How to get iframe source from page_source

3.1k Views Asked by At

Hello I try to extract the link from page_source and my code is:

from bs4 import BeautifulSoup
from selenium import webdriver
import time
import html5lib

driver_path = r"C:\Users\666\Desktop\New folder (8)\chromedriver.exe"
driver = webdriver.Chrome(driver_path)
driver.implicitly_wait(10)

driver.get("https://www.milversite.club/milver/outsiders-1x01-video_060893d7a.html")
try:
    time.sleep(4)
    iframe = driver.find_elements_by_tag_name('iframe')
    for i in range(0, len(iframe)):
        f = driver.find_elements_by_tag_name('iframe')[i]
        driver.switch_to.frame(i)
        #  your work to extract link
        text = driver.find_element_by_tag_name('body').text
        print(text)
        driver.switch_to.default_content()
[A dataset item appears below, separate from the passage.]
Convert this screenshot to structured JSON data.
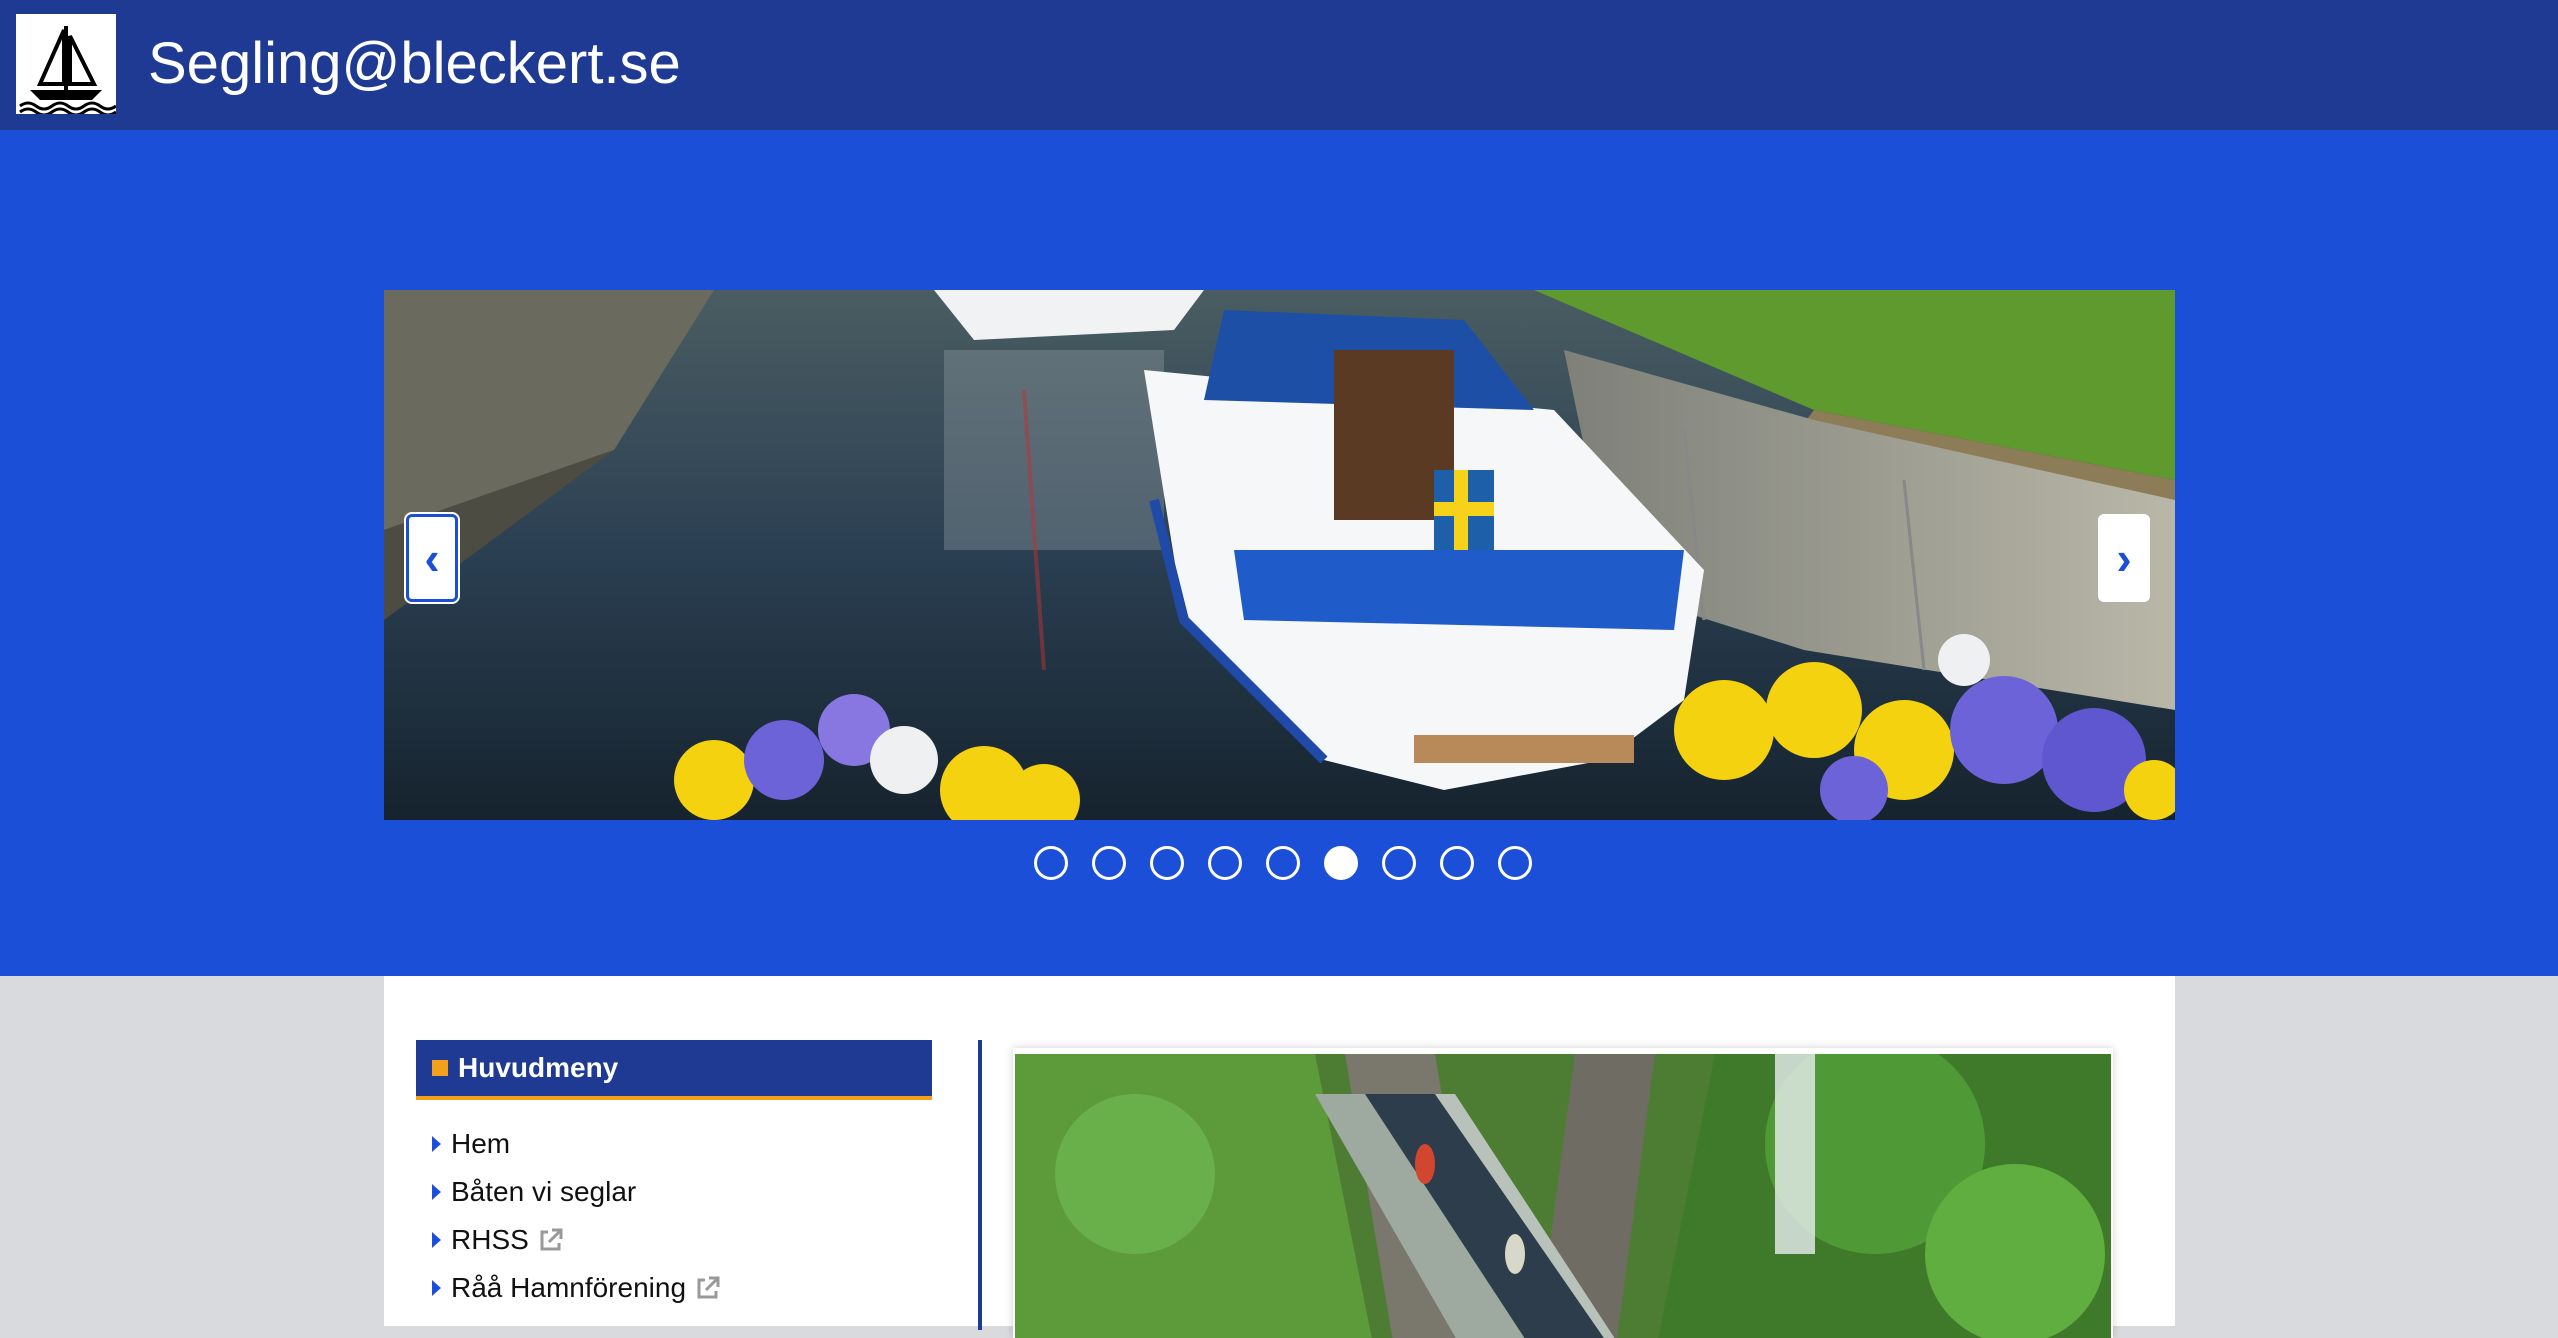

    output = driver.page_source

    print (output)

finally:
    driver.quit();

And now I want to scrape just this link LINK

2

There are 2 best solutions below

0
On BEST ANSWER

Try the below script to get the link you wanna parse. You didn't need to switch to iframe to get the link. Hardcoded delay is always the worst choice to parse any dynamic content. What if the link apprears after 5 seconds. I used Explicit Wait within the below script to make it robust.

from selenium import webdriver
from selenium.webdriver.support import ui

driver = webdriver.Chrome()
wait = ui.WebDriverWait(driver, 10)
driver.get("https://www.milversite.club/milver/outsiders-1x01-video_060893d7a.html")

elem = wait.until(lambda driver: driver.find_element_by_id("iframevideo"))
print(elem.get_attribute("src"))

driver.quit()

Output:

https://openload.co/embed/8wVwFQEP1Sw
0
On

Try with

element = driver.find_element_by_id('iframevideo')
link = element.get_attribute('src')